Er trägt den Spitznamen „Bayrisches Meer“, der Chiemsee, mit seiner Fläche von 80 Quadratkilometern der größte See Bayerns. Faszinierend für die Besucher sind vor allem die nahen Berge und die malerischen Inseln. Seit mehr als 170 Jahren sind ganzjährig die Chiemsee-Dampfer unterwegs, um die Gäste auf die Herreninsel zu bringen, die besonders mit ihrer barocken Pracht die Besucher anlockt.


Schloss Herrenchiemsee
Schloss Herrenchiemsee
Blick auf die Fraueninsel
Blick auf die Fraueninsel


Hier steht das berühmte Schloss Herrenchiemsee, dass der bayrische Märchenkönig Ludwig der II erbauen ließ, um sein Vorbild, den französischen Sonnenkönig Ludwig XIV. mit dem Schloss Versailles, noch zu übertreffen. Der Schlossbau blieb zwar unvollendet, bietet dennoch ausreichend atemberaubenden Prunk.

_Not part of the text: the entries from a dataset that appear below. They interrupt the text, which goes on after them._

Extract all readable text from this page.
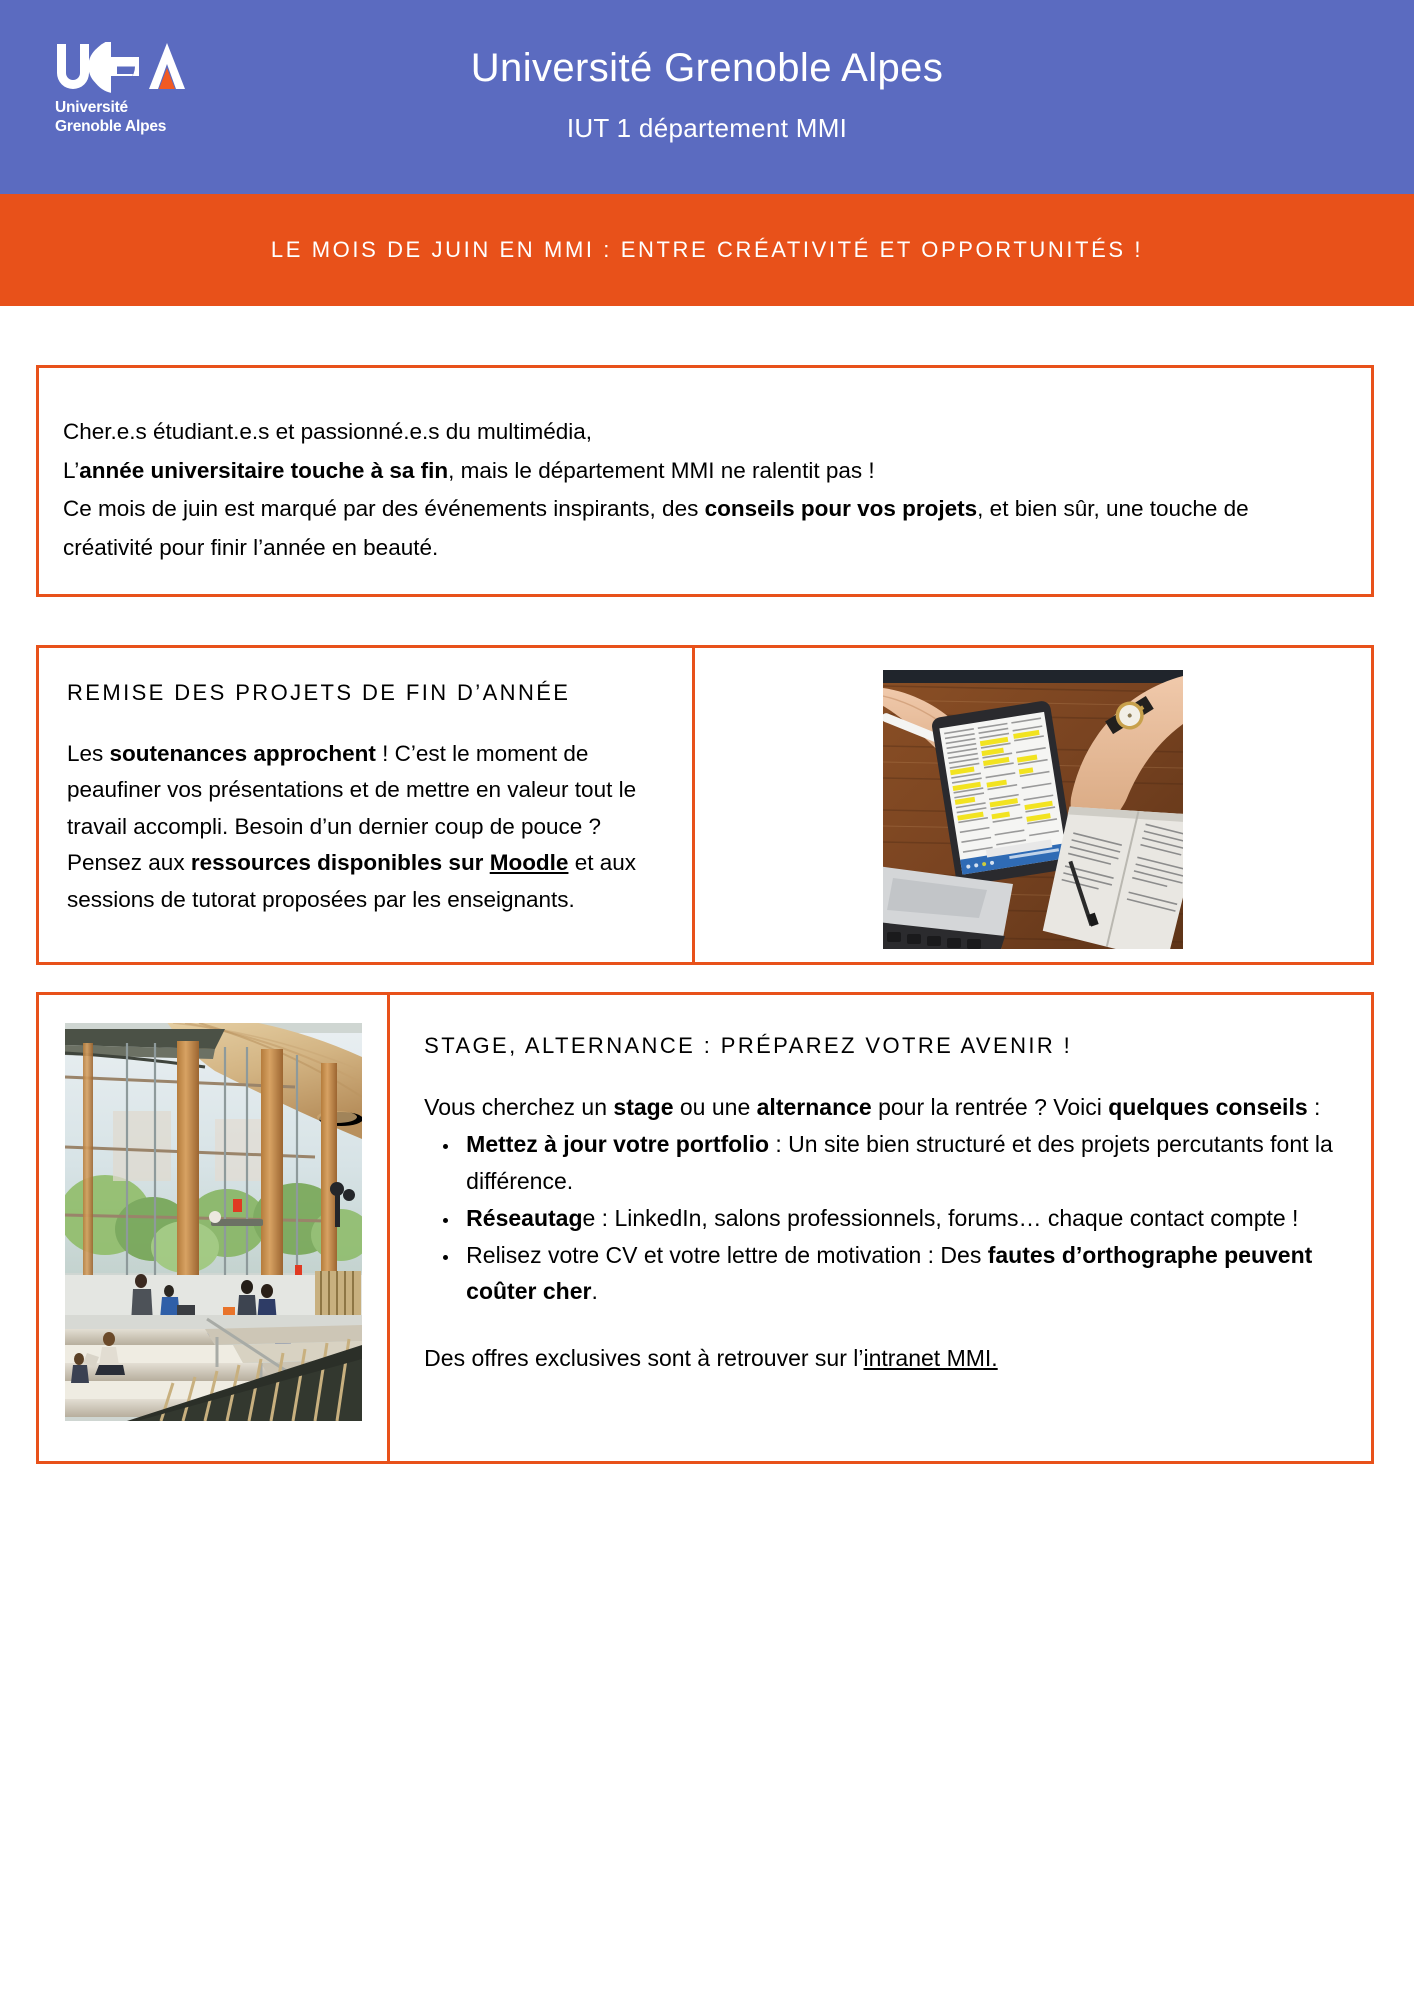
Université
Grenoble Alpes
Université Grenoble Alpes
IUT 1 département MMI
LE MOIS DE JUIN EN MMI : ENTRE CRÉATIVITÉ ET OPPORTUNITÉS !
Cher.e.s étudiant.e.s et passionné.e.s du multimédia,
L’année universitaire touche à sa fin, mais le département MMI ne ralentit pas !
Ce mois de juin est marqué par des événements inspirants, des conseils pour vos projets, et bien sûr, une touche de créativité pour finir l’année en beauté.
REMISE DES PROJETS DE FIN D’ANNÉE
Les soutenances approchent ! C’est le moment de peaufiner vos présentations et de mettre en valeur tout le travail accompli. Besoin d’un dernier coup de pouce ? Pensez aux ressources disponibles sur Moodle et aux sessions de tutorat proposées par les enseignants.
STAGE, ALTERNANCE : PRÉPAREZ VOTRE AVENIR !
Vous cherchez un stage ou une alternance pour la rentrée ? Voici quelques conseils :
• Mettez à jour votre portfolio : Un site bien structuré et des projets percutants font la différence.
• Réseautage : LinkedIn, salons professionnels, forums… chaque contact compte !
• Relisez votre CV et votre lettre de motivation : Des fautes d’orthographe peuvent coûter cher.
Des offres exclusives sont à retrouver sur l’intranet MMI.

Mit 16 Millionen Goldmark (früher waren wohl die Millionen noch etwas mehr wert) wurde auf der Herreninsel, so werden die Fremdenführer nicht müde zu erklären, wesentlich mehr Geld ausgegeben, als für die bekannteren Schlösser Ludwigs II. in Neuschwanstein und Linderhof zusammen genommen. Wie schön ist es dann, in die Landschaft rund um den Samerberg mit seinen Traditionen, den Landgaststätten und Wanderhöfen zurück zu kehren.